Studio album by Ana Gabriel
- Released: 1991
- Recorded: 1991
- Genre: Ranchera Regional
- Label: Sony International
- Producer: Ernesto Abrego

Ana Gabriel chronology
| En Vivo (1990) | Mi México (1991) | Silueta (1992) |

= Mi México =

Mi México (English My Mexico) is the sixth studio album by Mexican pop singer Ana Gabriel. It was released in 1991. In this album, she left behind her usual pop genre and instead sang in ranchera and regional styles. By 2009, Mi México had sold 4.5 million copies worldwide.

==Track listing==
Tracks:
1. Mi Talismán — 04:51
2. ¿Cómo Olvidar? — 04:22
3. No Entiendo — 03:45
4. Oye — 03:16
5. Y Aquí Estoy — 04:12
6. Amigo Mío — 03:41
7. Ahora — 03:23
8. Sin Problemas — 03:33
9. Hechizo — 03:29
10. Voy A Ser — 04:06
11. No Siempre Se Gana — 02:28

==Singles==
- Ahora reached #2 on Hot Latin Tracks.
- Sin Problemas reached #9 on Hot Latin Tracks.

==Album charts==
The album reached number one on the Billboard Regional Mexican Albums chart and number nine on the Billboard Top Latin Albums chart.
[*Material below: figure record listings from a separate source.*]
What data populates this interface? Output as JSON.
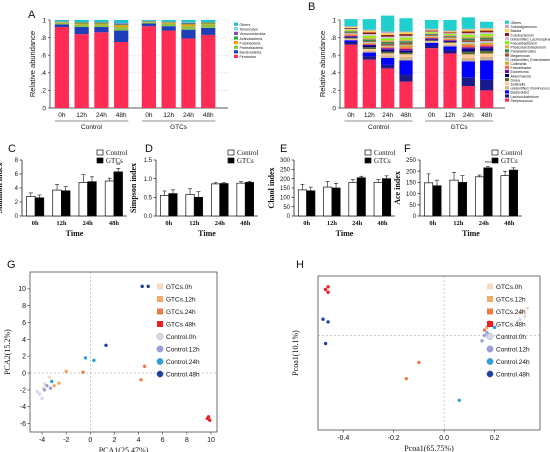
{
  "chart_data": [
    {
      "panel": "A",
      "type": "bar",
      "stacked": true,
      "ylabel": "Relative abundance",
      "ylim": [
        0,
        1
      ],
      "yticks": [
        "0",
        ".2",
        ".4",
        ".6",
        ".8",
        "1"
      ],
      "categories": [
        "0h",
        "12h",
        "24h",
        "48h",
        "0h",
        "12h",
        "24h",
        "48h"
      ],
      "groups": [
        {
          "label": "Control",
          "span": [
            0,
            3
          ]
        },
        {
          "label": "GTCs",
          "span": [
            4,
            7
          ]
        }
      ],
      "legend": [
        "Others",
        "Tenericutes",
        "Verrucomicrobia",
        "Actinobacteria",
        "Fusobacteria",
        "Proteobacteria",
        "Bacteroidetes",
        "Firmicutes"
      ],
      "legend_placement": "right",
      "colors": [
        "#1fc2c8",
        "#86c8e8",
        "#7b52a6",
        "#28a745",
        "#ff9800",
        "#8bc34a",
        "#1e3fb8",
        "#ff2d55"
      ],
      "series_bottom_to_top": [
        "Firmicutes",
        "Bacteroidetes",
        "Proteobacteria",
        "Fusobacteria",
        "Actinobacteria",
        "Verrucomicrobia",
        "Tenericutes",
        "Others"
      ],
      "values": [
        [
          0.92,
          0.03,
          0.02,
          0.005,
          0.005,
          0.005,
          0.0,
          0.015
        ],
        [
          0.84,
          0.08,
          0.03,
          0.01,
          0.01,
          0.005,
          0.0,
          0.025
        ],
        [
          0.86,
          0.06,
          0.03,
          0.01,
          0.01,
          0.005,
          0.0,
          0.025
        ],
        [
          0.75,
          0.13,
          0.04,
          0.02,
          0.01,
          0.01,
          0.005,
          0.035
        ],
        [
          0.93,
          0.03,
          0.015,
          0.005,
          0.005,
          0.005,
          0.0,
          0.01
        ],
        [
          0.88,
          0.05,
          0.03,
          0.01,
          0.005,
          0.005,
          0.0,
          0.02
        ],
        [
          0.79,
          0.1,
          0.04,
          0.02,
          0.01,
          0.01,
          0.005,
          0.025
        ],
        [
          0.83,
          0.08,
          0.04,
          0.01,
          0.01,
          0.005,
          0.0,
          0.025
        ]
      ]
    },
    {
      "panel": "B",
      "type": "bar",
      "stacked": true,
      "ylabel": "Relative abundance",
      "ylim": [
        0,
        1
      ],
      "yticks": [
        "0",
        ".2",
        ".4",
        ".6",
        ".8",
        "1"
      ],
      "categories": [
        "0h",
        "12h",
        "24h",
        "48h",
        "0h",
        "12h",
        "24h",
        "48h"
      ],
      "groups": [
        {
          "label": "Control",
          "span": [
            0,
            3
          ]
        },
        {
          "label": "GTCs",
          "span": [
            4,
            7
          ]
        }
      ],
      "legend": [
        "Others",
        "Subdoligranulum",
        "Blautia",
        "Fusobacterium",
        "unidentified_Lachnospiraceae",
        "Faecalibacterium",
        "Phascolarctobacterium",
        "Parabacteroides",
        "Megamonas",
        "unidentified_Enterobacteriaceae",
        "Collinsella",
        "Faecalibacter",
        "Escherichia",
        "Akkermansia",
        "Dorea",
        "Sutterella",
        "unidentified_Ruminococcaceae",
        "Bacteroides",
        "Lachnoclostridium",
        "Streptococcus"
      ],
      "legend_placement": "right",
      "colors": [
        "#1fd0cc",
        "#c8a2c8",
        "#ffd54f",
        "#8b1a1a",
        "#d8bfd8",
        "#7cfc00",
        "#e6a85a",
        "#2e8b57",
        "#a0522d",
        "#b0c4de",
        "#daa520",
        "#ff6347",
        "#6a0dad",
        "#000080",
        "#556b2f",
        "#ffcc99",
        "#d2b48c",
        "#0000ff",
        "#1a1a8c",
        "#ff2d55"
      ],
      "stack_order_bottom_to_top": [
        "Streptococcus",
        "Lachnoclostridium",
        "Bacteroides",
        "unidentified_Ruminococcaceae",
        "Sutterella",
        "Dorea",
        "Akkermansia",
        "Escherichia",
        "Faecalibacter",
        "Collinsella",
        "unidentified_Enterobacteriaceae",
        "Megamonas",
        "Parabacteroides",
        "Phascolarctobacterium",
        "Faecalibacterium",
        "unidentified_Lachnospiraceae",
        "Fusobacterium",
        "Blautia",
        "Subdoligranulum",
        "Others"
      ],
      "values": [
        [
          0.72,
          0.03,
          0.02,
          0.01,
          0.01,
          0.01,
          0.01,
          0.01,
          0.01,
          0.01,
          0.01,
          0.01,
          0.01,
          0.01,
          0.01,
          0.01,
          0.01,
          0.01,
          0.01,
          0.08
        ],
        [
          0.55,
          0.04,
          0.04,
          0.02,
          0.02,
          0.02,
          0.02,
          0.01,
          0.01,
          0.01,
          0.01,
          0.01,
          0.02,
          0.02,
          0.02,
          0.02,
          0.02,
          0.02,
          0.01,
          0.12
        ],
        [
          0.45,
          0.04,
          0.08,
          0.03,
          0.02,
          0.02,
          0.02,
          0.02,
          0.01,
          0.01,
          0.01,
          0.02,
          0.02,
          0.02,
          0.02,
          0.02,
          0.02,
          0.02,
          0.02,
          0.18
        ],
        [
          0.3,
          0.08,
          0.16,
          0.04,
          0.03,
          0.02,
          0.02,
          0.02,
          0.02,
          0.02,
          0.01,
          0.02,
          0.02,
          0.02,
          0.02,
          0.02,
          0.02,
          0.02,
          0.01,
          0.15
        ],
        [
          0.68,
          0.03,
          0.03,
          0.01,
          0.01,
          0.01,
          0.01,
          0.01,
          0.01,
          0.01,
          0.01,
          0.01,
          0.01,
          0.01,
          0.01,
          0.01,
          0.01,
          0.01,
          0.01,
          0.1
        ],
        [
          0.62,
          0.04,
          0.04,
          0.02,
          0.02,
          0.01,
          0.01,
          0.01,
          0.01,
          0.01,
          0.01,
          0.01,
          0.01,
          0.01,
          0.01,
          0.01,
          0.01,
          0.01,
          0.01,
          0.12
        ],
        [
          0.25,
          0.1,
          0.18,
          0.04,
          0.04,
          0.03,
          0.03,
          0.02,
          0.02,
          0.02,
          0.02,
          0.02,
          0.02,
          0.02,
          0.02,
          0.02,
          0.02,
          0.02,
          0.01,
          0.13
        ],
        [
          0.2,
          0.12,
          0.22,
          0.04,
          0.04,
          0.03,
          0.03,
          0.02,
          0.02,
          0.02,
          0.02,
          0.02,
          0.02,
          0.02,
          0.02,
          0.02,
          0.02,
          0.02,
          0.01,
          0.07
        ]
      ]
    },
    {
      "panel": "C",
      "type": "bar",
      "ylabel": "Shannon index",
      "xlabel": "Time",
      "ylim": [
        0,
        8
      ],
      "yticks": [
        "0",
        "2",
        "4",
        "6",
        "8"
      ],
      "categories": [
        "0h",
        "12h",
        "24h",
        "48h"
      ],
      "legend_placement": "top-right",
      "series": [
        {
          "name": "Control",
          "values": [
            2.8,
            3.7,
            4.8,
            5.0
          ],
          "errors": [
            0.5,
            0.8,
            1.1,
            0.4
          ],
          "color": "#ffffff"
        },
        {
          "name": "GTCs",
          "values": [
            2.6,
            3.6,
            4.9,
            6.3
          ],
          "errors": [
            0.4,
            0.6,
            0.7,
            0.5
          ],
          "color": "#000000"
        }
      ],
      "annotations": [
        "**"
      ]
    },
    {
      "panel": "D",
      "type": "bar",
      "ylabel": "Simpson index",
      "xlabel": "Time",
      "ylim": [
        0,
        1.5
      ],
      "yticks": [
        "0.0",
        "0.5",
        "1.0",
        "1.5"
      ],
      "categories": [
        "0h",
        "12h",
        "24h",
        "48h"
      ],
      "legend_placement": "top-right",
      "series": [
        {
          "name": "Control",
          "values": [
            0.55,
            0.58,
            0.86,
            0.88
          ],
          "errors": [
            0.12,
            0.15,
            0.03,
            0.04
          ],
          "color": "#ffffff"
        },
        {
          "name": "GTCs",
          "values": [
            0.6,
            0.5,
            0.87,
            0.9
          ],
          "errors": [
            0.1,
            0.15,
            0.02,
            0.03
          ],
          "color": "#000000"
        }
      ]
    },
    {
      "panel": "E",
      "type": "bar",
      "ylabel": "Chaol index",
      "xlabel": "Time",
      "ylim": [
        0,
        300
      ],
      "yticks": [
        "0",
        "50",
        "100",
        "150",
        "200",
        "250",
        "300"
      ],
      "categories": [
        "0h",
        "12h",
        "24h",
        "48h"
      ],
      "legend_placement": "top-right",
      "series": [
        {
          "name": "Control",
          "values": [
            140,
            155,
            180,
            180
          ],
          "errors": [
            30,
            30,
            15,
            15
          ],
          "color": "#ffffff"
        },
        {
          "name": "GTCs",
          "values": [
            135,
            150,
            205,
            200
          ],
          "errors": [
            20,
            25,
            8,
            15
          ],
          "color": "#000000"
        }
      ]
    },
    {
      "panel": "F",
      "type": "bar",
      "ylabel": "Ace index",
      "xlabel": "Time",
      "ylim": [
        0,
        250
      ],
      "yticks": [
        "0",
        "50",
        "100",
        "150",
        "200",
        "250"
      ],
      "categories": [
        "0h",
        "12h",
        "24h",
        "48h"
      ],
      "legend_placement": "top-right",
      "series": [
        {
          "name": "Control",
          "values": [
            148,
            160,
            175,
            180
          ],
          "errors": [
            40,
            35,
            8,
            20
          ],
          "color": "#ffffff"
        },
        {
          "name": "GTCs",
          "values": [
            135,
            150,
            215,
            205
          ],
          "errors": [
            25,
            30,
            5,
            10
          ],
          "color": "#000000"
        }
      ],
      "annotations": [
        "***"
      ]
    },
    {
      "panel": "G",
      "type": "scatter",
      "xlabel": "PCA1(25.47%)",
      "ylabel": "PCA2(15.2%)",
      "xlim": [
        -5,
        10.5
      ],
      "ylim": [
        -7,
        12
      ],
      "xticks": [
        -4,
        -2,
        0,
        2,
        4,
        6,
        8,
        10
      ],
      "yticks": [
        -6,
        -4,
        -2,
        0,
        2,
        4,
        6,
        8,
        10
      ],
      "grid": false,
      "legend_placement": "right",
      "series": [
        {
          "name": "GTCs.0h",
          "color": "#f7d9c4",
          "points": [
            [
              -3.8,
              -1.3
            ],
            [
              -3.4,
              -0.5
            ],
            [
              -3.9,
              -1.8
            ]
          ]
        },
        {
          "name": "GTCs.12h",
          "color": "#f5a863",
          "points": [
            [
              -2.6,
              -1.2
            ],
            [
              -2.0,
              0.2
            ],
            [
              -3.0,
              -1.5
            ]
          ]
        },
        {
          "name": "GTCs.24h",
          "color": "#ef7b45",
          "points": [
            [
              4.5,
              0.8
            ],
            [
              4.2,
              -0.8
            ],
            [
              -0.6,
              0.1
            ]
          ]
        },
        {
          "name": "GTCs.48h",
          "color": "#e8202a",
          "points": [
            [
              9.7,
              -5.4
            ],
            [
              9.9,
              -5.6
            ],
            [
              9.8,
              -5.2
            ]
          ]
        },
        {
          "name": "Control.0h",
          "color": "#d8d8ea",
          "points": [
            [
              -4.2,
              -2.5
            ],
            [
              -4.0,
              -3.0
            ],
            [
              -4.4,
              -2.2
            ]
          ]
        },
        {
          "name": "Control.12h",
          "color": "#9aa0d8",
          "points": [
            [
              -3.6,
              -1.5
            ],
            [
              -3.8,
              -2.0
            ],
            [
              -3.3,
              -1.8
            ]
          ]
        },
        {
          "name": "Control.24h",
          "color": "#29a3d8",
          "points": [
            [
              -0.4,
              1.8
            ],
            [
              0.3,
              1.5
            ],
            [
              -3.2,
              -1.0
            ]
          ]
        },
        {
          "name": "Control.48h",
          "color": "#1c3fa0",
          "points": [
            [
              4.3,
              10.3
            ],
            [
              4.8,
              10.3
            ],
            [
              1.3,
              3.3
            ]
          ]
        }
      ]
    },
    {
      "panel": "H",
      "type": "scatter",
      "xlabel": "Pcoa1(65.75%)",
      "ylabel": "Pcoa1(10.1%)",
      "xlim": [
        -0.5,
        0.38
      ],
      "ylim": [
        -0.35,
        0.22
      ],
      "xticks": [
        -0.4,
        -0.2,
        0.0,
        0.2
      ],
      "yticks": [],
      "grid": false,
      "legend_placement": "right",
      "series": [
        {
          "name": "GTCs.0h",
          "color": "#f7d9c4",
          "points": [
            [
              0.31,
              0.09
            ],
            [
              0.33,
              0.1
            ],
            [
              0.3,
              0.08
            ]
          ]
        },
        {
          "name": "GTCs.12h",
          "color": "#f5a863",
          "points": [
            [
              0.17,
              0.03
            ],
            [
              0.18,
              0.05
            ],
            [
              0.19,
              0.04
            ]
          ]
        },
        {
          "name": "GTCs.24h",
          "color": "#ef7b45",
          "points": [
            [
              -0.1,
              -0.1
            ],
            [
              -0.15,
              -0.16
            ],
            [
              0.16,
              0.02
            ]
          ]
        },
        {
          "name": "GTCs.48h",
          "color": "#e8202a",
          "points": [
            [
              -0.46,
              0.18
            ],
            [
              -0.47,
              0.17
            ],
            [
              -0.46,
              0.16
            ]
          ]
        },
        {
          "name": "Control.0h",
          "color": "#d8d8ea",
          "points": [
            [
              0.3,
              0.06
            ],
            [
              0.32,
              0.07
            ],
            [
              0.29,
              0.05
            ]
          ]
        },
        {
          "name": "Control.12h",
          "color": "#9aa0d8",
          "points": [
            [
              0.15,
              -0.02
            ],
            [
              0.17,
              0.01
            ],
            [
              0.16,
              0.0
            ]
          ]
        },
        {
          "name": "Control.24h",
          "color": "#29a3d8",
          "points": [
            [
              0.06,
              -0.24
            ],
            [
              0.18,
              0.04
            ],
            [
              0.2,
              0.03
            ]
          ]
        },
        {
          "name": "Control.48h",
          "color": "#1c3fa0",
          "points": [
            [
              -0.48,
              0.06
            ],
            [
              -0.47,
              -0.03
            ],
            [
              -0.46,
              0.05
            ]
          ]
        }
      ]
    }
  ],
  "panel_labels": [
    "A",
    "B",
    "C",
    "D",
    "E",
    "F",
    "G",
    "H"
  ]
}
==Sales and certifications==

| Region | Certification | Certified units/sales |
| Chile | — | 200,000 |
| Mexico (AMPROFON) | 3× Platinum+Gold | 850,000^{‡} |
| United States (RIAA) | 4× Platinum (Latin) | 400,000^{^} |
^{^} Shipments figures based on certification alone. ^{‡} Sales+streaming figures based on certification alone.